“Todos somos muy extraños, solo que algunos de nosotros lo ocultamos mejor”.
Si bien “Ferris Bueller’s Day Off” puede ser considerada la obra maestra de John Hughes, sin duda alguna “The Breakfast Club” (1985) fue su pieza más ambiciosa. Estructurada en torno a un formato puramente teatral, el filme es un intento seriecísimo por profundizar en el alma de los adolescentes de la década de los ochenta a través de un trabajo estrictamente oral, por lo que el guión, los diálogos y las actuaciones sostienen el peso dramatúrgico principal durante todo el recorrido del metraje.
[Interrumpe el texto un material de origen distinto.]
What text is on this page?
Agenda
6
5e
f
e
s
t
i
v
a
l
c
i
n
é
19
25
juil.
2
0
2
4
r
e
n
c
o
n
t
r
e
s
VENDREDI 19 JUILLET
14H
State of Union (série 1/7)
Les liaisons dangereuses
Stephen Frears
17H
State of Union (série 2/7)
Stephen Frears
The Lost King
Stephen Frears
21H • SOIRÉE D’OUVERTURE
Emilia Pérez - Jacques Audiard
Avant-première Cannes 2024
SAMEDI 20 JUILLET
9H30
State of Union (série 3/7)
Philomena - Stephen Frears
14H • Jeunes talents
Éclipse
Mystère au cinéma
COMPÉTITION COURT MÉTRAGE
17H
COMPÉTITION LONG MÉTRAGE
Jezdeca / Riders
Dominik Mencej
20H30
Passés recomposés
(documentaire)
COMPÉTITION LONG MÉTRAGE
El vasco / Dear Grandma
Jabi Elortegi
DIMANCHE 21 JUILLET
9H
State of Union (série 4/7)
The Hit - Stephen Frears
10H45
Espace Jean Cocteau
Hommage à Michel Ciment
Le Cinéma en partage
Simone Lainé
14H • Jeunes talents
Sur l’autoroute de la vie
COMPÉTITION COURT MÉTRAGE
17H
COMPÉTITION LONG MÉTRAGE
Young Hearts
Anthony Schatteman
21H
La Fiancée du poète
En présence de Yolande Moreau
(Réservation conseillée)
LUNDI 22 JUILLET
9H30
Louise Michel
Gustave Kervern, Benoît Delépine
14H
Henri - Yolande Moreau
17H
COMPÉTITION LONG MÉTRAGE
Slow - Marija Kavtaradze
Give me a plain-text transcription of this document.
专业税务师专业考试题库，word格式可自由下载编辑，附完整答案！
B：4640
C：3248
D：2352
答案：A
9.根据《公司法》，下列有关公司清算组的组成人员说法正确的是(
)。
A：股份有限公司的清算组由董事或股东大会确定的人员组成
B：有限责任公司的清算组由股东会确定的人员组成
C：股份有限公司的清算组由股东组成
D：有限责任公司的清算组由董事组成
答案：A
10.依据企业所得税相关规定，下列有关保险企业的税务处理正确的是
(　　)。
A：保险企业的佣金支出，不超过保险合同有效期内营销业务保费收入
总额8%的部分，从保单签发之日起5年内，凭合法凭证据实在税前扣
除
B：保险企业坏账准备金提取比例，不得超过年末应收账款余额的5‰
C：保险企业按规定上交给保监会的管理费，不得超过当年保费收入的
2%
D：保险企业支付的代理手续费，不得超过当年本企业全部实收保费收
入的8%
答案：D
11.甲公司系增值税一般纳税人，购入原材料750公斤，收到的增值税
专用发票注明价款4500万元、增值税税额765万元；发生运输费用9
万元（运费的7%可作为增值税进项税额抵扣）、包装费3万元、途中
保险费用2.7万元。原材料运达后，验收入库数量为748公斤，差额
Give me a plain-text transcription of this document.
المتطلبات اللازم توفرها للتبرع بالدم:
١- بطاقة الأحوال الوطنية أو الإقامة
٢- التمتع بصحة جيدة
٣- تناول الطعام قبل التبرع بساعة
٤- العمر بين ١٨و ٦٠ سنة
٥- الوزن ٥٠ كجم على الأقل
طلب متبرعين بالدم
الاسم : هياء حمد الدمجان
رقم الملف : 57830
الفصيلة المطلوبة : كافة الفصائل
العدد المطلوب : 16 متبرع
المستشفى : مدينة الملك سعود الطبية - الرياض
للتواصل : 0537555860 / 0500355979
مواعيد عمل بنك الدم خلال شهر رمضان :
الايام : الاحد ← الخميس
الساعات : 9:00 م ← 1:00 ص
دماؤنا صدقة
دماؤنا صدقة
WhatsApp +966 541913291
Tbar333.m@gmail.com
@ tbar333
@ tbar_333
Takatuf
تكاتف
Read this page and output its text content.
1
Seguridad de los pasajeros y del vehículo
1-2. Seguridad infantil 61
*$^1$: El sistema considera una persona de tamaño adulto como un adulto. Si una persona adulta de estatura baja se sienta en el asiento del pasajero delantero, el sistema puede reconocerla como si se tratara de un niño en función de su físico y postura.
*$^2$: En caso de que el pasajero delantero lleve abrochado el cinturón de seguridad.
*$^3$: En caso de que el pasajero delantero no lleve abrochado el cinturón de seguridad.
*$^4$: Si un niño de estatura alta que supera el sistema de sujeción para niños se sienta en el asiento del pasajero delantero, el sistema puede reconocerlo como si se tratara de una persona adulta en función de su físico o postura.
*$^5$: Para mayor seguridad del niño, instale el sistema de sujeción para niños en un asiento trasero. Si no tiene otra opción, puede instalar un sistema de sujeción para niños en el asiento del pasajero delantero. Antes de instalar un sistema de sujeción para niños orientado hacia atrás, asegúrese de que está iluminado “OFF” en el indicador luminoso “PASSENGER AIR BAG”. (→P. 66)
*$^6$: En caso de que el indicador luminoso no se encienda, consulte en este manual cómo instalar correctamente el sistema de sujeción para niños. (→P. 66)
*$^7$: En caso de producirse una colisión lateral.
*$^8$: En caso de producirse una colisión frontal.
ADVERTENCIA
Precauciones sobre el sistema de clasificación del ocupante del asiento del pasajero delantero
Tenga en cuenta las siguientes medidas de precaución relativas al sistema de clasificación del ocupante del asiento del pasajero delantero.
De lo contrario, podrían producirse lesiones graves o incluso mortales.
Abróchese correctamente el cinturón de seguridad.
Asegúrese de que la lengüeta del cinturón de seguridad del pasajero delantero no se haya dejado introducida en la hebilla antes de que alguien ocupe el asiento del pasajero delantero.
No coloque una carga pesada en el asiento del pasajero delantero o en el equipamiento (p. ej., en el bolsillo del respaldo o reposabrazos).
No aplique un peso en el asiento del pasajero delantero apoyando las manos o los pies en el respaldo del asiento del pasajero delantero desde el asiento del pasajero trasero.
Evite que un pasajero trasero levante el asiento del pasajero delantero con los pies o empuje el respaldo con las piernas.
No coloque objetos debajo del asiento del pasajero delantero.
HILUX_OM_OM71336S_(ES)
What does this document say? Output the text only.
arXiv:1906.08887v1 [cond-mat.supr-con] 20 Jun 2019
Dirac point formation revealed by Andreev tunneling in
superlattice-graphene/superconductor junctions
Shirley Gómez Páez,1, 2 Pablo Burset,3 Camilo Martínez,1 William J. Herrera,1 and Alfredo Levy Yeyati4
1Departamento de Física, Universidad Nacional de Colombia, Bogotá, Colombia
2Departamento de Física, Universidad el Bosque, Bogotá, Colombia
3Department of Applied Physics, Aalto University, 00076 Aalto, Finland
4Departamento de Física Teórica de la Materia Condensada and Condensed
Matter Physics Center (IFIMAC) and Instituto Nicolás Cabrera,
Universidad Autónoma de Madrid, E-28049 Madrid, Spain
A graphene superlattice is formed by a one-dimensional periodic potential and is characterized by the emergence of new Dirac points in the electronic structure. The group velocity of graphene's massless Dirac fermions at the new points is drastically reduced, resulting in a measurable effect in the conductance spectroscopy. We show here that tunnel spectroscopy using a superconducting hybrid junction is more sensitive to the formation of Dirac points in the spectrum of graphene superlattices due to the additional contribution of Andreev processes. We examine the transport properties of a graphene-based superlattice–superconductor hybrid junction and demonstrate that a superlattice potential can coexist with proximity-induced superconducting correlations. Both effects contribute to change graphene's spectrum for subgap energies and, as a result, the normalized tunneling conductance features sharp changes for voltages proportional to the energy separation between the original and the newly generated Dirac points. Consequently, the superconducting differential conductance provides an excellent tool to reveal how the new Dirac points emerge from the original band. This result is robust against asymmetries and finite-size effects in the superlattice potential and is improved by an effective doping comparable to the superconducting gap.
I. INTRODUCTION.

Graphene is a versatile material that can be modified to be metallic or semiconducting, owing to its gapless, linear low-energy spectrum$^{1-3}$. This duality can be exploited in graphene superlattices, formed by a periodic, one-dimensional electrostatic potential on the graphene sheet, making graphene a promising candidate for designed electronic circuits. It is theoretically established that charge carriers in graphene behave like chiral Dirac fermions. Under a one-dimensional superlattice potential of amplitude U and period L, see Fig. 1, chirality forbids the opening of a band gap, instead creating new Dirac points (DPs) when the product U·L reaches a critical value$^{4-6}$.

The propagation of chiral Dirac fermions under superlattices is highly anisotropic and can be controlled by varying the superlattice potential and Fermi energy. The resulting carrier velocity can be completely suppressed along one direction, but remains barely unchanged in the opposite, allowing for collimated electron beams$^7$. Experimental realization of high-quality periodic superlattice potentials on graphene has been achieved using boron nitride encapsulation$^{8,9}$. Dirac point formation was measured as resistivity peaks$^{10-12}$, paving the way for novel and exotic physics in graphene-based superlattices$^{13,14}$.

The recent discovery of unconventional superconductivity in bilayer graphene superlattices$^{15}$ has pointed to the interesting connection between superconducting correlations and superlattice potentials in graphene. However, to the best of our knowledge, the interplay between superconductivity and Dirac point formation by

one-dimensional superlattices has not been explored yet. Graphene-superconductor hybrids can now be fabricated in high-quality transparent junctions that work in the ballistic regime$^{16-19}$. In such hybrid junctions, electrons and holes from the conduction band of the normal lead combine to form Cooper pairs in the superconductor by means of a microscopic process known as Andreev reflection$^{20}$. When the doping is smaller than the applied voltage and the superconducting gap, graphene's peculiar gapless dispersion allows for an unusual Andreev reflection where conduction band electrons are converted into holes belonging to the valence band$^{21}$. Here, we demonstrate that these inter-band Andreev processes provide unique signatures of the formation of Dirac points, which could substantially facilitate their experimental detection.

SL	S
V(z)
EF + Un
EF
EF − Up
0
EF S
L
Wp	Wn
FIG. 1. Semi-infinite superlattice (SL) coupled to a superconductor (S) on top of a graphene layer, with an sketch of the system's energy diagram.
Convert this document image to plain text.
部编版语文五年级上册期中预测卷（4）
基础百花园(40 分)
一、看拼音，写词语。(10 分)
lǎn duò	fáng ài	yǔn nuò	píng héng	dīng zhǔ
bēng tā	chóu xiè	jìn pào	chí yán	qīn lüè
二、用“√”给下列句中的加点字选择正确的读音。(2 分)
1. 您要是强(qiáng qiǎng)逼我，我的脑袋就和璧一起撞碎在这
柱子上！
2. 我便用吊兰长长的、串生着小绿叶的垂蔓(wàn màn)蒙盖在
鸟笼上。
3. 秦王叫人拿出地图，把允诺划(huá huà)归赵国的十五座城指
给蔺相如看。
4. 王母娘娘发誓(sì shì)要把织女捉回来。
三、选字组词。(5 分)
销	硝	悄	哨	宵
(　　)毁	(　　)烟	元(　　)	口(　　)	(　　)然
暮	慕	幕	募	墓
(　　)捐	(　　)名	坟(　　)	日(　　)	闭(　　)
Hughes, trabajando sobre ciertos estereotipos que luego serían replicados e imitados una y otra vez por otras películas y por otros guionistas y directores, entregaría con una simpleza apabullante la tesis final y definitiva de lo que significaba ser un pre adulto en aquellos tiempos donde la incertidumbre y la certeza eran más predecibles y comunes.
Un sábado de marzo de 1984 cinco estudiantes de la Shermer High School son citados para cumplir una detención (o castigo) bajo la supervisión del subdirector Richard Vernon, personaje secundario pero importantísimo porque establece el contrapunteo generacional tan importante para el discurso que Hughes enarbola en la cinta.
Los cinco estudiantes, hoy célebres arquetipos de cada grupo social que pueda imaginarse, terminan demostrándose a sí mismos que las diferencias son similitudes, y viceversa, porque cada compendio humano está hecho de infinidad de retazos compuestos por memorias, experiencias, anhelos y falencias que en algún momento inevitable terminarán por coincidir o alejarse o explosionar o aletargarse, incluso. Hughes sabe que la vida es compleja y dota a sus personajes de ese dolor implícito (y de la alegría) que significa respirar y sufrir, amar y reír.
No recuerdo otra cinta sobre adolescentes (si acaso aquella mítica “Rebel Without a Cause” de Ray y Dean o las adaptaciones de Coppola de las novelas de S. E. Hinton) que posea la profundidad de esta imperfecta pero entrañable pieza ochentera de Hughes, ese realizador que entre 1984 y 1987 remeció al mundillo cinematográfico norteamericano con sus historias simples pero inolvidables de perdedores que se redimen a una edad en la que aún no son mujeres ni hombres.
De hecho, la grandeza de Hughes reside precisamente en convertir a su obra en una especie de argumento referencial de una época entrañable que suele ser añorada y venerada cada vez con más fuerza a medida que arriban estos nuevos tiempos. The Breakfast Club es parte principalísima de la leyenda y por ello, pieza esencial en el engranaje de todas nuestras nostalgias. Démosle las gracias a Hughes por ello.